In fact, Carolyn St. Charles, chief clinical officer for HealthTech, says that swing beds can offer a real financial benefit, but many CAHs have yet to maximize the promise of the program relative to volume and community benefit.
“If you want swing beds to be an asset to the organization, an asset to patients and an asset to the community, then you have to think about the program not just as an extension of acute care but as a separate service line,” St. Charles says.
Elevating a swing bed program to a service line would mark it as a strategic priority for the organization. This shift would mean that there would be more attention paid to meeting the volume and outcome goals of the program, as well as staff and provider education and competency.
The processes related to admission, continuing care and discharge are different than acute care, and can feel tedious and unnecessary to hospital staff and providers. St. Charles says that there are definitely additional steps in caring for swing bed patients. However, providing staff and providers with not only the tools to care for swing bed patients, but also developing core competencies like any other service line can benefit not only the hospital but also patients.
Oftentimes, recognizing criteria for swing bed admissions is another missed opportunity for hospitals.
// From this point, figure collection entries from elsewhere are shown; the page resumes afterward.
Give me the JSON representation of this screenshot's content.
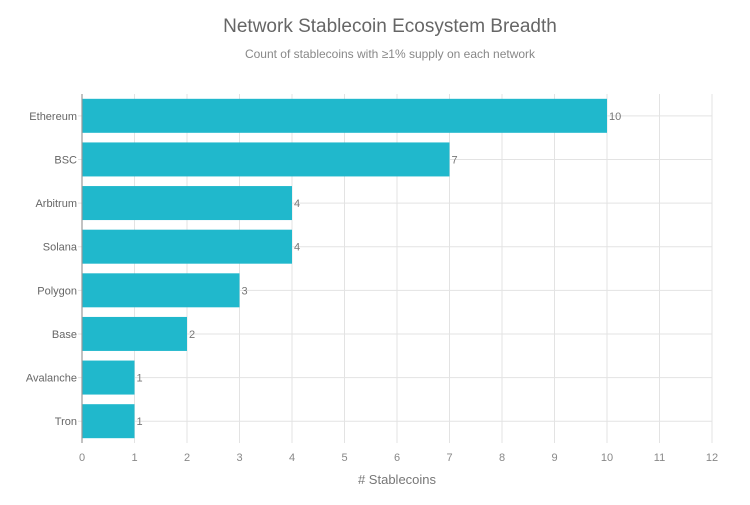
{
  "chart_data": {
    "type": "bar",
    "orientation": "horizontal",
    "title": "Network Stablecoin Ecosystem Breadth",
    "subtitle": "Count of stablecoins with ≥1% supply on each network",
    "xlabel": "# Stablecoins",
    "ylabel": "",
    "xlim": [
      0,
      12
    ],
    "xticks": [
      0,
      1,
      2,
      3,
      4,
      5,
      6,
      7,
      8,
      9,
      10,
      11,
      12
    ],
    "categories": [
      "Ethereum",
      "BSC",
      "Arbitrum",
      "Solana",
      "Polygon",
      "Base",
      "Avalanche",
      "Tron"
    ],
    "values": [
      10,
      7,
      4,
      4,
      3,
      2,
      1,
      1
    ],
    "data_labels": true,
    "grid": true,
    "bar_color": "#20b8cc"
  }
}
St. Charles says there is a common misconception that swing beds are just for patients who need physical therapy, but in reality there are many nursing reasons for a patient to be admitted to a swing bed that may be completely overlooked.
Just as elevating swing beds to a service line can drive revenue, the strategic decision can also place more emphasis on the value of the program and more emphasis on the outcomes of the program. For swing beds, tracking specific patient outcomes should include at a minimum number of admissions, length of stay, readmission rates, discharge disposition and patient satisfaction.
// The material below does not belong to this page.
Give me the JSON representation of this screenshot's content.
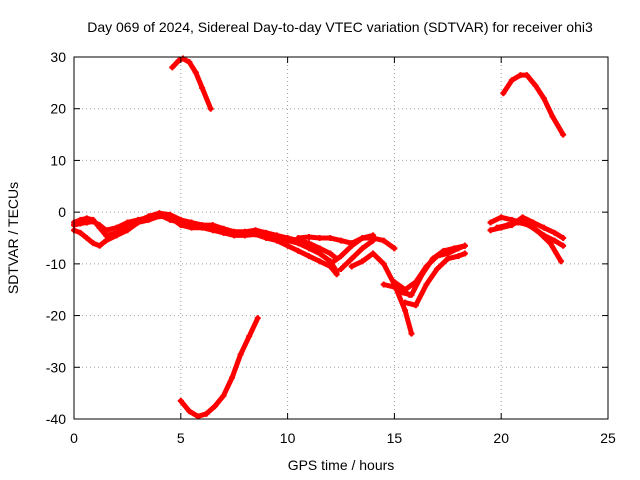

“Once you have revamped and identified swing beds as a service line, it is very important to review the program on a regular basis to ensure it is meeting the program goals that have been established or if not, developing corrective actions,” St. Charles says. She also recommends including the swing bed team in the evaluation process as critically important.
Realistically, if done right, most rural and critical access hospitals could revamp and revitalize their swing bed program in as few as three to six months, she says.